While the model of residential storage connected to solar PV systems has grown more strongly in Europe than North America—largely due to electricity markets that make home storage economic—Europe is about two to three years behind the U.S. when it comes to both the pace of grid-scale installations and manufacturing. Navigant Research estimated in January that 696.7 MW of energy storage projects (of all sorts other than pumped storage) have been announced in the 2014–2015 period. Of that, North America accounts for the large majority, with 436.4 MW, half of it in California. Asia Pacific, with 165.1 MW, and Western Europe, with 95.2 MW, lag well behind.

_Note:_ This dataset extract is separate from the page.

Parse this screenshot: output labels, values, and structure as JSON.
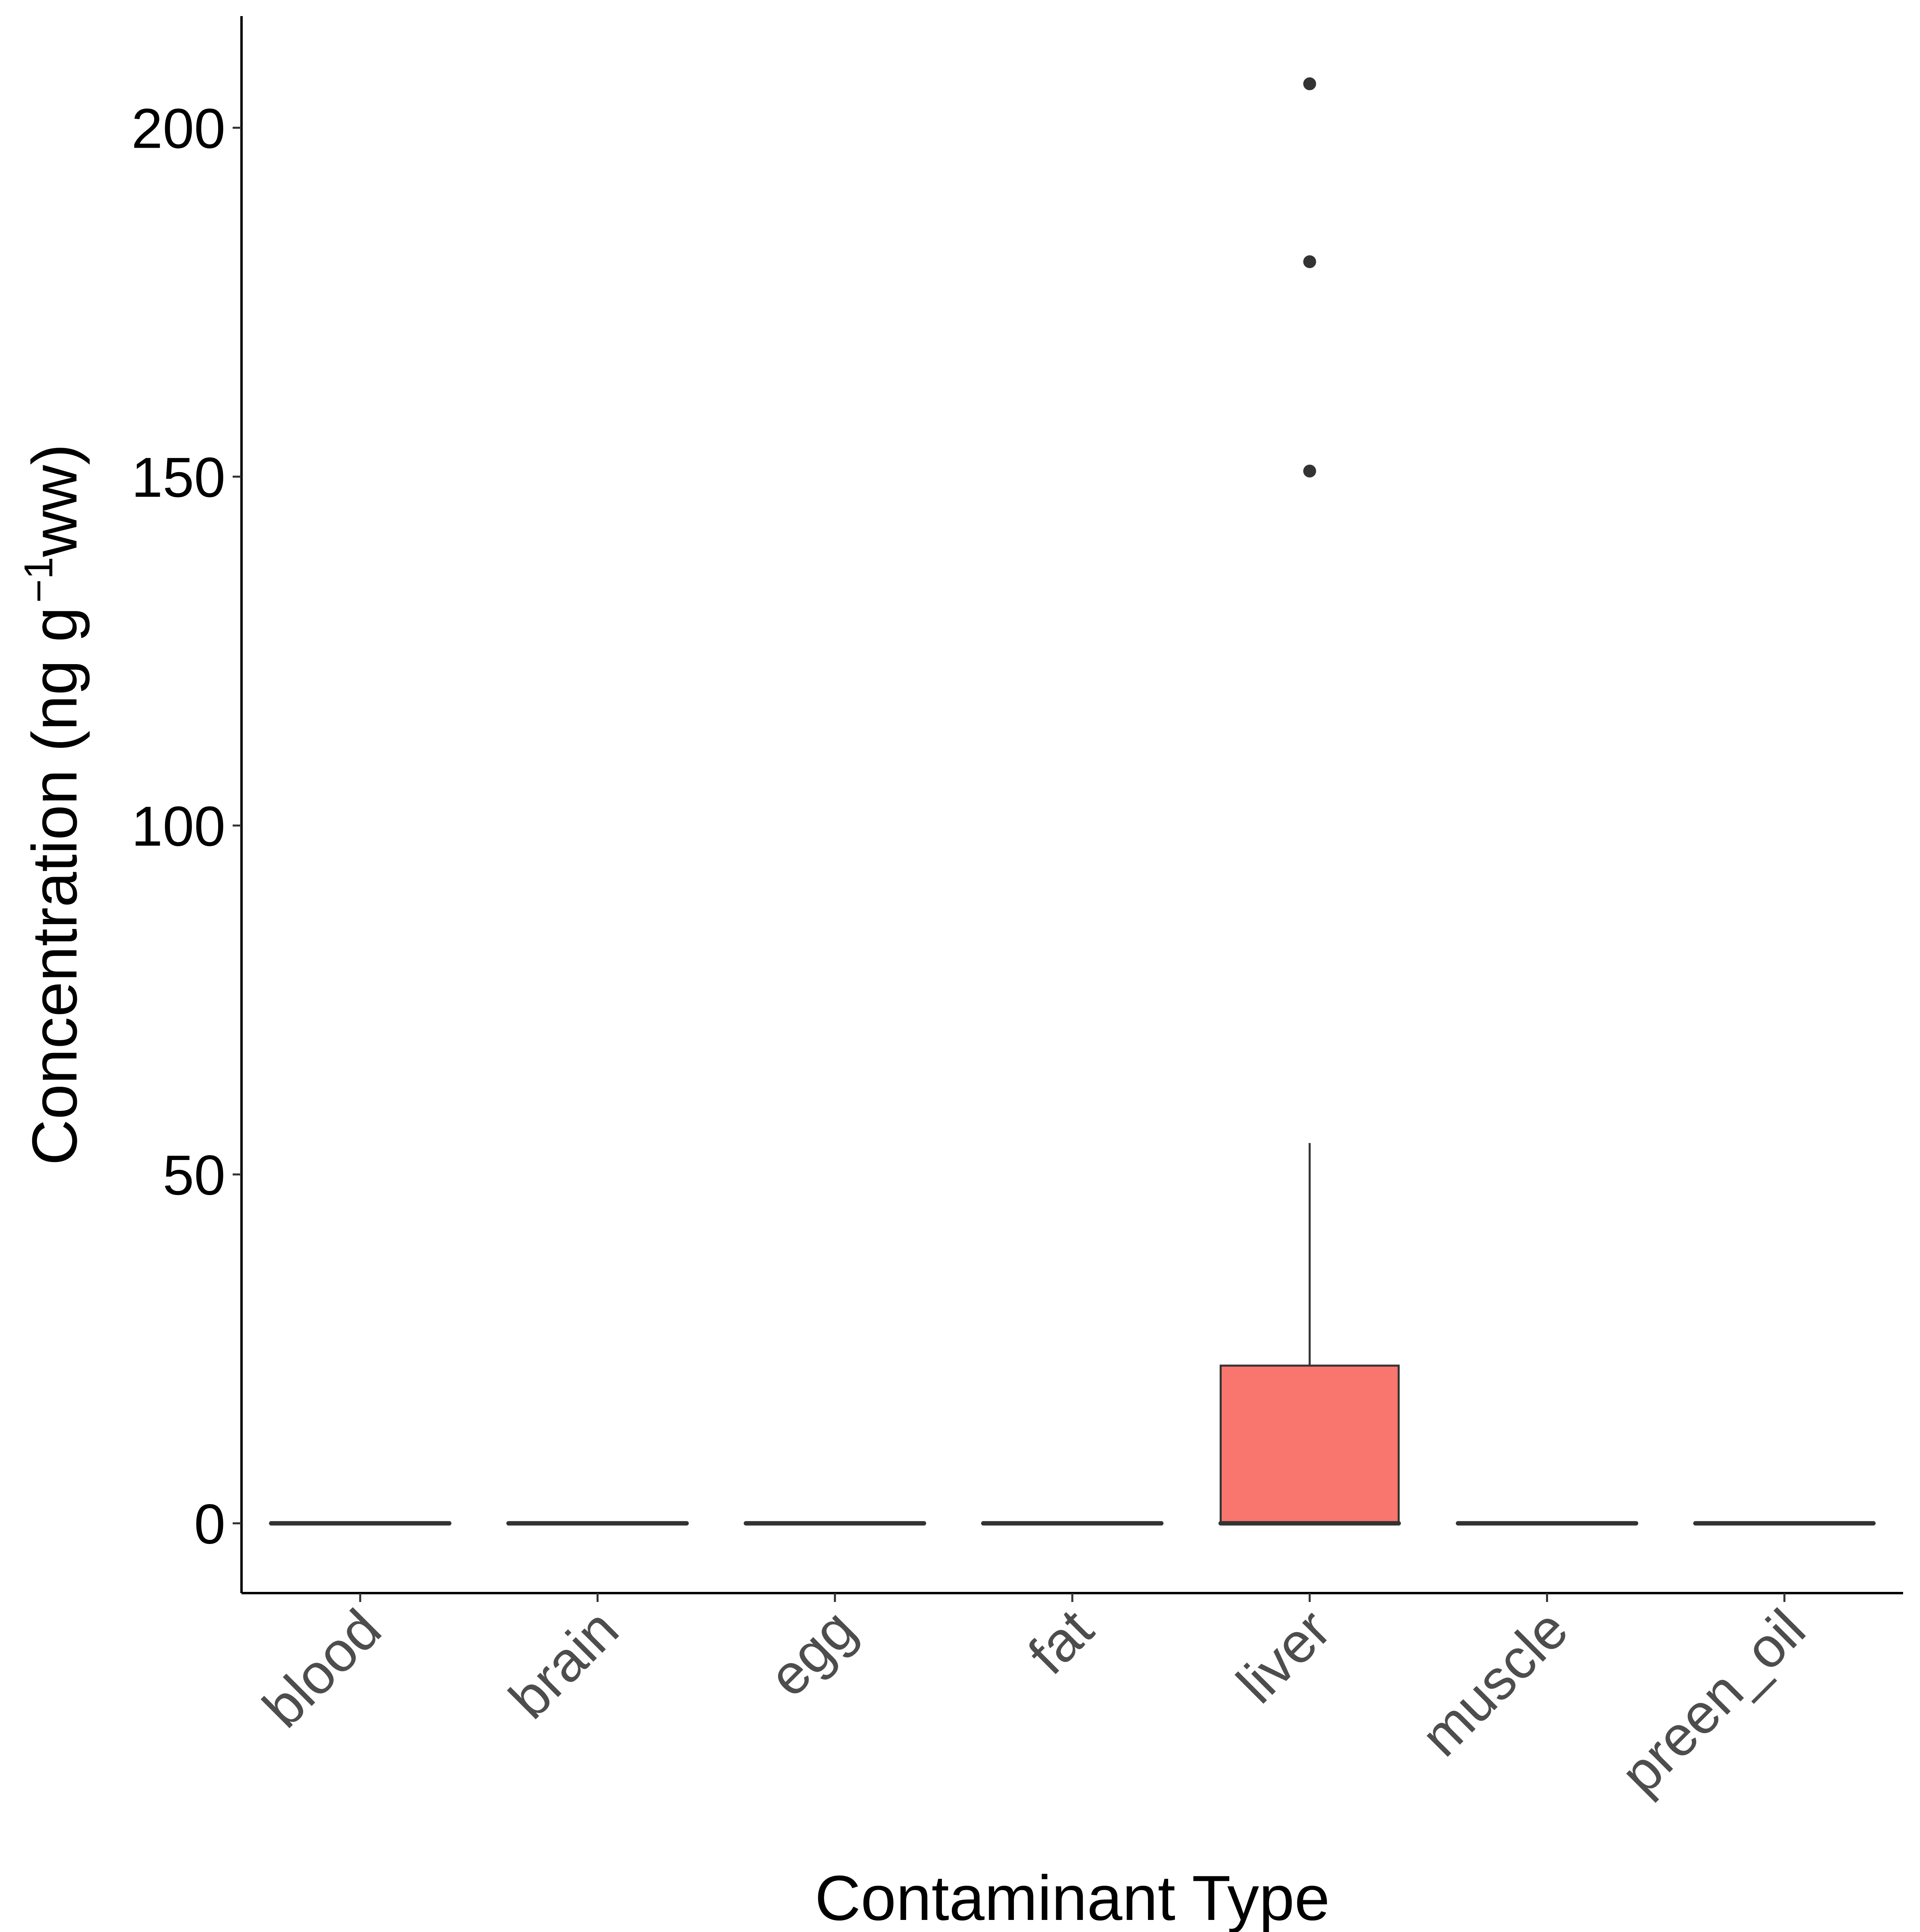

Meanwhile, not long after Tesla broke ground on its gigafactory, German firm BMZ announced a similar factory initiative—said to be Europe’s largest—though one with a projected production capacity of 5 GWh per year, far less than Tesla’s planned output. While Europe is home to one of the leading battery storage vendors—French firm Saft—much of its recent activity has been outside Europe, such as a 1-MW, 520-kWh system on the Japanese island of Niijima to be built for a subsidiary of Tokyo Electric Power Co. later this year (Figure 4).

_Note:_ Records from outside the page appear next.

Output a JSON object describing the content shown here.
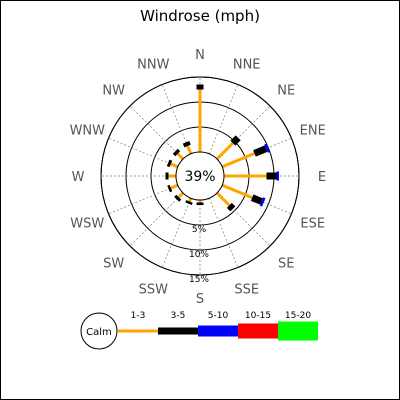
{
  "chart_data": {
    "type": "windrose",
    "title": "Windrose (mph)",
    "center_label": "39%",
    "ring_labels": [
      "5%",
      "10%",
      "15%"
    ],
    "rings_pct": [
      5,
      10,
      15
    ],
    "directions": [
      "N",
      "NNE",
      "NE",
      "ENE",
      "E",
      "ESE",
      "SE",
      "SSE",
      "S",
      "SSW",
      "SW",
      "WSW",
      "W",
      "WNW",
      "NW",
      "NNW"
    ],
    "speed_bins": [
      {
        "name": "1-3",
        "color": "#FFA500"
      },
      {
        "name": "3-5",
        "color": "#000000"
      },
      {
        "name": "5-10",
        "color": "#0000FF"
      },
      {
        "name": "10-15",
        "color": "#FF0000"
      },
      {
        "name": "15-20",
        "color": "#00FF00"
      }
    ],
    "calm_label": "Calm",
    "series": [
      {
        "direction": "N",
        "values": [
          12.5,
          1.0,
          0.0,
          0,
          0
        ]
      },
      {
        "direction": "NNE",
        "values": [
          0.0,
          0.0,
          0.0,
          0,
          0
        ]
      },
      {
        "direction": "NE",
        "values": [
          4.5,
          1.5,
          0.0,
          0,
          0
        ]
      },
      {
        "direction": "ENE",
        "values": [
          7.0,
          2.5,
          0.5,
          0,
          0
        ]
      },
      {
        "direction": "E",
        "values": [
          8.5,
          2.0,
          0.5,
          0,
          0
        ]
      },
      {
        "direction": "ESE",
        "values": [
          6.5,
          2.0,
          0.5,
          0,
          0
        ]
      },
      {
        "direction": "SE",
        "values": [
          3.5,
          1.0,
          0.0,
          0,
          0
        ]
      },
      {
        "direction": "SSE",
        "values": [
          0.0,
          0.0,
          0.0,
          0,
          0
        ]
      },
      {
        "direction": "S",
        "values": [
          0.5,
          0.5,
          0.0,
          0,
          0
        ]
      },
      {
        "direction": "SSW",
        "values": [
          0.7,
          0.5,
          0.0,
          0,
          0
        ]
      },
      {
        "direction": "SW",
        "values": [
          1.2,
          0.6,
          0.0,
          0,
          0
        ]
      },
      {
        "direction": "WSW",
        "values": [
          1.5,
          0.5,
          0.0,
          0,
          0
        ]
      },
      {
        "direction": "W",
        "values": [
          1.5,
          0.6,
          0.0,
          0,
          0
        ]
      },
      {
        "direction": "WNW",
        "values": [
          1.5,
          0.6,
          0.0,
          0,
          0
        ]
      },
      {
        "direction": "NW",
        "values": [
          1.5,
          0.7,
          0.0,
          0,
          0
        ]
      },
      {
        "direction": "NNW",
        "values": [
          1.7,
          0.8,
          0.0,
          0,
          0
        ]
      }
    ]
  }
}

4. Island power. French battery maker Saft announced in February that it will install a 1-MW, 520-kWh battery system on the Japanese island of Niijima as part of a microgrid project that will include renewables. Courtesy: Saft

Still, Zahurancik is optimistic about the European market, saying he expects to start seeing pockets of activity emerging this year and next. AES is currently developing a 100-MW facility in Northern Ireland that will be integrated into existing AES infrastructure at the Kilroot power station on the country’s east coast.


Zahurancik said he expects to see battery storage upend the power sector over the next few years in much the same way that solar PV has, for many of the same reasons: falling costs and dramatically expanded manufacturing capacity.

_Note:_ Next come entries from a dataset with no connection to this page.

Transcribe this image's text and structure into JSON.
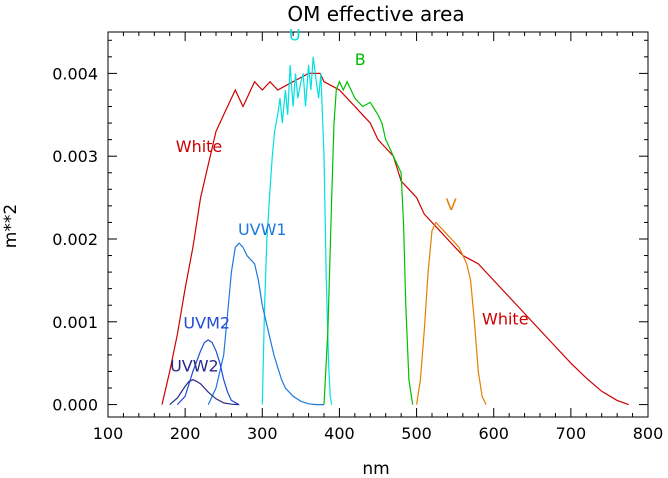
{
  "chart_data": {
    "type": "line",
    "title": "OM effective area",
    "xlabel": "nm",
    "ylabel": "m**2",
    "xlim": [
      100,
      800
    ],
    "ylim": [
      -0.00015,
      0.0045
    ],
    "grid": false,
    "xticks": [
      100,
      200,
      300,
      400,
      500,
      600,
      700,
      800
    ],
    "xtick_labels": [
      "100",
      "200",
      "300",
      "400",
      "500",
      "600",
      "700",
      "800"
    ],
    "yticks": [
      0,
      0.001,
      0.002,
      0.003,
      0.004
    ],
    "ytick_labels": [
      "0.000",
      "0.001",
      "0.002",
      "0.003",
      "0.004"
    ],
    "series": [
      {
        "name": "White",
        "color": "#cc0000",
        "x": [
          170,
          180,
          190,
          200,
          210,
          220,
          230,
          240,
          250,
          260,
          265,
          270,
          275,
          280,
          290,
          300,
          310,
          320,
          330,
          340,
          350,
          360,
          370,
          375,
          380,
          390,
          400,
          410,
          420,
          430,
          440,
          450,
          460,
          470,
          480,
          490,
          500,
          510,
          520,
          530,
          540,
          550,
          560,
          570,
          580,
          590,
          600,
          620,
          640,
          660,
          680,
          700,
          720,
          740,
          760,
          775
        ],
        "y": [
          0.0,
          0.0004,
          0.00085,
          0.0014,
          0.0019,
          0.0025,
          0.0029,
          0.0033,
          0.0035,
          0.0037,
          0.0038,
          0.0037,
          0.0036,
          0.0037,
          0.0039,
          0.0038,
          0.0039,
          0.0038,
          0.00385,
          0.0039,
          0.00395,
          0.004,
          0.004,
          0.004,
          0.0039,
          0.00385,
          0.0038,
          0.0037,
          0.0036,
          0.0035,
          0.0034,
          0.0032,
          0.0031,
          0.003,
          0.0027,
          0.0026,
          0.0025,
          0.0023,
          0.0022,
          0.0021,
          0.002,
          0.0019,
          0.0018,
          0.00175,
          0.0017,
          0.0016,
          0.0015,
          0.0013,
          0.0011,
          0.0009,
          0.0007,
          0.0005,
          0.00032,
          0.00016,
          5e-05,
          0.0
        ]
      },
      {
        "name": "U",
        "color": "#00e0e0",
        "x": [
          300,
          303,
          306,
          310,
          313,
          316,
          320,
          323,
          326,
          330,
          333,
          336,
          340,
          343,
          346,
          350,
          353,
          356,
          360,
          363,
          366,
          370,
          373,
          376,
          380,
          383,
          386,
          388,
          390
        ],
        "y": [
          0.0,
          0.0012,
          0.002,
          0.0026,
          0.003,
          0.0033,
          0.0035,
          0.0037,
          0.0034,
          0.0038,
          0.0035,
          0.0041,
          0.0036,
          0.004,
          0.0037,
          0.0039,
          0.004,
          0.0036,
          0.0041,
          0.0038,
          0.0042,
          0.0039,
          0.0037,
          0.004,
          0.003,
          0.0015,
          0.0005,
          0.0001,
          0.0
        ]
      },
      {
        "name": "B",
        "color": "#00c000",
        "x": [
          380,
          385,
          390,
          393,
          396,
          400,
          405,
          410,
          420,
          430,
          440,
          450,
          455,
          460,
          465,
          470,
          475,
          480,
          483,
          486,
          490,
          495
        ],
        "y": [
          0.0,
          0.0009,
          0.0025,
          0.0034,
          0.0038,
          0.0039,
          0.0038,
          0.0039,
          0.0037,
          0.0036,
          0.00365,
          0.0035,
          0.0034,
          0.0032,
          0.0031,
          0.003,
          0.0029,
          0.0028,
          0.0022,
          0.0012,
          0.0003,
          0.0
        ]
      },
      {
        "name": "V",
        "color": "#e08000",
        "x": [
          500,
          505,
          510,
          515,
          520,
          525,
          530,
          535,
          540,
          545,
          550,
          555,
          560,
          565,
          570,
          575,
          580,
          585,
          590
        ],
        "y": [
          0.0,
          0.0003,
          0.0009,
          0.0016,
          0.0021,
          0.0022,
          0.00215,
          0.0021,
          0.00205,
          0.002,
          0.00195,
          0.0019,
          0.0018,
          0.0017,
          0.0015,
          0.001,
          0.0004,
          0.0001,
          0.0
        ]
      },
      {
        "name": "UVW1",
        "color": "#1e78e0",
        "x": [
          230,
          240,
          250,
          255,
          260,
          265,
          270,
          275,
          280,
          285,
          290,
          295,
          300,
          305,
          310,
          315,
          320,
          325,
          330,
          340,
          350,
          360,
          370,
          380
        ],
        "y": [
          0.0,
          0.0002,
          0.0006,
          0.0011,
          0.0016,
          0.0019,
          0.00195,
          0.0019,
          0.0018,
          0.00175,
          0.0017,
          0.0015,
          0.0012,
          0.001,
          0.0008,
          0.0006,
          0.00045,
          0.0003,
          0.0002,
          0.0001,
          4e-05,
          1e-05,
          0.0,
          0.0
        ]
      },
      {
        "name": "UVM2",
        "color": "#1f4bd6",
        "x": [
          190,
          200,
          210,
          220,
          225,
          230,
          235,
          240,
          245,
          250,
          255,
          260,
          270
        ],
        "y": [
          0.0,
          0.0001,
          0.0004,
          0.00065,
          0.00075,
          0.00078,
          0.00075,
          0.00065,
          0.0005,
          0.0003,
          0.00015,
          5e-05,
          0.0
        ]
      },
      {
        "name": "UVW2",
        "color": "#2a2a8a",
        "x": [
          180,
          190,
          200,
          205,
          210,
          215,
          220,
          230,
          240,
          250,
          260,
          270
        ],
        "y": [
          0.0,
          8e-05,
          0.00022,
          0.00028,
          0.0003,
          0.00028,
          0.00025,
          0.00015,
          7e-05,
          2e-05,
          5e-06,
          0.0
        ]
      }
    ],
    "annotations": [
      {
        "text": "White",
        "color": "#cc0000",
        "x": 218,
        "y": 0.00305,
        "anchor": "middle"
      },
      {
        "text": "White",
        "color": "#cc0000",
        "x": 615,
        "y": 0.00097,
        "anchor": "middle"
      },
      {
        "text": "U",
        "color": "#00e0e0",
        "x": 342,
        "y": 0.0044,
        "anchor": "middle"
      },
      {
        "text": "B",
        "color": "#00c000",
        "x": 427,
        "y": 0.0041,
        "anchor": "middle"
      },
      {
        "text": "V",
        "color": "#e08000",
        "x": 545,
        "y": 0.00235,
        "anchor": "middle"
      },
      {
        "text": "UVW1",
        "color": "#1e78e0",
        "x": 300,
        "y": 0.00205,
        "anchor": "middle"
      },
      {
        "text": "UVM2",
        "color": "#1f4bd6",
        "x": 228,
        "y": 0.00092,
        "anchor": "middle"
      },
      {
        "text": "UVW2",
        "color": "#2a2a8a",
        "x": 212,
        "y": 0.0004,
        "anchor": "middle"
      }
    ]
  }
}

“I think we can see growth happen very, very quickly. I think we’re going to see significant amounts of new storage facilities coming online across a whole variety of markets,” he said. “You just don’t have the long construction timeline that you might have with a big power plant.”

Jung agreed that the potential impact of battery storage is huge. “It is just such a pervasive market and set of technologies that are really going to touch and affect pretty much everything that is happening on the grid,” he said. “It’s no longer just about batteries in a box.” ■

Thomas W. Overton, JD is a POWER associate editor.